Les citoyens d’Aotearoa, et surtout les Māori, paient le prix du désespoir du National à former un gouvernement.
Pendant ce temps, des dizaines de milliers de personnes parcourent actuellement te Ika-a-Māui (l’île du Nord) dans le cadre d’une hīkoi (marche pacifique) pour contester le projet de loi. Il s’agit de l’une des plus grandes manifestations de protestation que le pays ait jamais connue.
La marche, baptisée Hīkoi mō Te Tiriti (Hīkoi pour le traité), a débuté dans l’extrême nord à Te Rerenga Wairua (Cap Reinga) le 11 novembre et se dirige vers Poneke (la capitale, Wellington) en neuf jours et sur 1 000 kilomètres.

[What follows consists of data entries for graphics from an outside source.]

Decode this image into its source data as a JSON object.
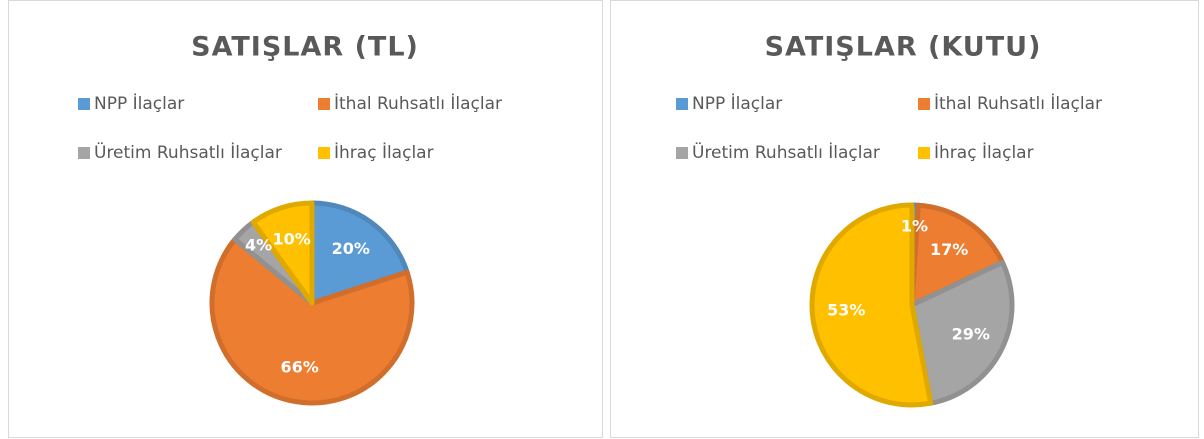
{
  "chart_data": [
    {
      "type": "pie",
      "title": "SATIŞLAR (TL)",
      "categories": [
        "NPP İlaçlar",
        "İthal Ruhsatlı İlaçlar",
        "Üretim Ruhsatlı İlaçlar",
        "İhraç İlaçlar"
      ],
      "values": [
        20,
        66,
        4,
        10
      ],
      "value_labels": [
        "20%",
        "66%",
        "4%",
        "10%"
      ],
      "colors": [
        "#5b9bd5",
        "#ed7d31",
        "#a5a5a5",
        "#ffc000"
      ],
      "legend": "top"
    },
    {
      "type": "pie",
      "title": "SATIŞLAR (KUTU)",
      "categories": [
        "NPP İlaçlar",
        "İthal Ruhsatlı İlaçlar",
        "Üretim Ruhsatlı İlaçlar",
        "İhraç İlaçlar"
      ],
      "values": [
        1,
        17,
        29,
        53
      ],
      "value_labels": [
        "1%",
        "17%",
        "29%",
        "53%"
      ],
      "colors": [
        "#5b9bd5",
        "#ed7d31",
        "#a5a5a5",
        "#ffc000"
      ],
      "legend": "top"
    }
  ]
}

Des personnes de tous horizons ont rejoint le hīkoi, qui est dirigé par le mouvement activiste Māori Toitu te Tiriti (Honorer le traité).
Selon le NZ Herald, « de nombreux partisans du hīkoi ne se considèrent pas comme des militants politiques. Ce sont des mères et des pères, des rangatahi (jeunes), des professionnels, des Pākehā et des Tauiwi (autres ethnies non-Māori) ».
Le gouvernement a tenté d’étouffer l’impact du hīkoi en avançant de deux semaines la première lecture du projet de loi. Initialement, le projet de loi devait être présenté au Parlement le 18 novembre, un jour avant la fin du hīkoi.
Dans le discours qu’il a prononcé lors du débat en première lecture, Rawiri Waititi, codirigeant de Te Patiori Māori, a appelé les Māori à s’élever contre le projet de loi : « Te Tiriti était un accord visant à unifier. Ce projet de loi sert à diviser. Les Te iwi Māori n’attendent pas de cette Assemblée qu’elle les libère. Nous devons nous libérer nous-mêmes ».
Il a terminé en évoquant le hīkoi, qui se terminera devant le Parlement le 19 novembre, en disant audacieusement à Seymour : « À mardi prochain ».